Doojoon tampak bisa mencium bau – bau perselesihan diantara mereka berdua. Buru – buru Doojoon mengalihkan pembicaraan “Junhyung tadi menejer mencarimu.”

“Mencariku ada apa?”Tanya Junhyung heran.

“Ia menanyakan kenapa kau tidak pulang bersama kami , ia mengatakan skejulmu sudah dikirim lewat email. Kau bisa melihatnya di email.”

“Baiklah aku akan mengeceknya sekarang.”

“Hyung aku mau ini!” Rengek Hyunseung yang sedari tadi asik melihat baju yang diberikan Jiyeon pada Junhyung.

“Nanti aku minta pada Jiyeon yah.” Kata Junhyung sambil masuk ke kamar.

Junhyung langsung mengecek email  , ternyata memang ada email dari menejernya. Jadwal Junhyung sebulan kedepan tampak tidak padat , malah bisa dibilang senggang. Ia hanya sibuk memproduseri beberapa lagu dan selain itu tidak ada lagi.

Ditambah aktifitasnya bersama b2st tidak ada. Karena tidak ada promo album baru , ataupun undangan kesuatu acara reality shows bersama – sama.

Jiyeon Pov

@KBS Building

“Cho PD , kenapa dibawah ramai sekali?”Tanya Jiyeon yang baru datang untung brefing acara Sukira.

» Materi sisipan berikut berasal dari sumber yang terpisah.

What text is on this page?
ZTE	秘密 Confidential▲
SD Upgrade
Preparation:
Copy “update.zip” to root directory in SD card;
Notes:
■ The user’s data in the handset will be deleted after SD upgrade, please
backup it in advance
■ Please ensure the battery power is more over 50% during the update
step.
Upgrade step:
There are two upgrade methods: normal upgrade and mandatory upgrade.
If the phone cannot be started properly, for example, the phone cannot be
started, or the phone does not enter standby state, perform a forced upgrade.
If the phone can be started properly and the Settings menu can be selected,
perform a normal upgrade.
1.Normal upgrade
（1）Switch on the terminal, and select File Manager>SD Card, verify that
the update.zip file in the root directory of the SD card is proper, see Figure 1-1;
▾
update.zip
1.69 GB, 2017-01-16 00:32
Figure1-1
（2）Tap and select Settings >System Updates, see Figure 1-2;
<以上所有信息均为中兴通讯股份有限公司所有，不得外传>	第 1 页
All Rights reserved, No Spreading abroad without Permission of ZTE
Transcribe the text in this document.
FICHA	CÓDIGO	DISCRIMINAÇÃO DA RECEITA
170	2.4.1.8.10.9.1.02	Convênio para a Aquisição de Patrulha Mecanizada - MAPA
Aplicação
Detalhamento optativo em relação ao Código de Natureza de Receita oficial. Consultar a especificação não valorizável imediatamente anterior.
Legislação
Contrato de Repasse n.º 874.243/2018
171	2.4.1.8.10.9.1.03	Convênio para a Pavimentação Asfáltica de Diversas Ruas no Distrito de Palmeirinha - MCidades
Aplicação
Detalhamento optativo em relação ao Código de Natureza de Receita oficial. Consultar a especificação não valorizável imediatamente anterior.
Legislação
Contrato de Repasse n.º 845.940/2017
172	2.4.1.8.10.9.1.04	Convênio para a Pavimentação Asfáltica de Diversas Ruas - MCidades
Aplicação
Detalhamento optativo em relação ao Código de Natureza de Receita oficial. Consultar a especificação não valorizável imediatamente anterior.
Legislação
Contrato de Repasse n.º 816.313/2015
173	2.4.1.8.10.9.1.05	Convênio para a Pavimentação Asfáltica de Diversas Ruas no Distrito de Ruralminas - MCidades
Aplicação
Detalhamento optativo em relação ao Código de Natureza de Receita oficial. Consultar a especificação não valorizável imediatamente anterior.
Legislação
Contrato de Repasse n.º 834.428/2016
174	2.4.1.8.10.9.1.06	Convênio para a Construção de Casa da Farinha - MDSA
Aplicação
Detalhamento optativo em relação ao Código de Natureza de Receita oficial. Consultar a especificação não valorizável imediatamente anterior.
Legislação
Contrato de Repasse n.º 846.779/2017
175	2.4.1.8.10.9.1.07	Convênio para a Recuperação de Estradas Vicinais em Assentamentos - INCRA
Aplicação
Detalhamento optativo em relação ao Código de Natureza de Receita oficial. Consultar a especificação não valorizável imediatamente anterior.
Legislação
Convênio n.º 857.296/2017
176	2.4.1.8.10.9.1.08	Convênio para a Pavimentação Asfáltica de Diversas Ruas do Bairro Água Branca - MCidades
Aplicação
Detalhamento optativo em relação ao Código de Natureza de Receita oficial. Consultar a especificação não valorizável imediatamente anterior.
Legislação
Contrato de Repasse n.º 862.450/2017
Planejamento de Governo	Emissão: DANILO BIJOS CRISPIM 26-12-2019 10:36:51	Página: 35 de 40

“Kamu lupa hari ini , adalah siaran terakhir Sukira bersam Leeutuek dan Eunhyuk?” Tanya Cho PD balik

Jiyeon langsung melihat buku agendanya. Ia menandakan tanda merah di hari itu , tapi ia sama sekali tidak sadar. Tak terasa setelah 3 tahun Jiyeon bekerjasama dengan Leeuteuk dan Eunhyuk , ini adalah akhirnya.

Jiyeon tahu sekali , bahwa suatu saat acara ini berakhir. Tapi ia tidak akan menyangka ternyata ialah yang ‘ditinggalkan’ dan rasanya bisa seberat ini.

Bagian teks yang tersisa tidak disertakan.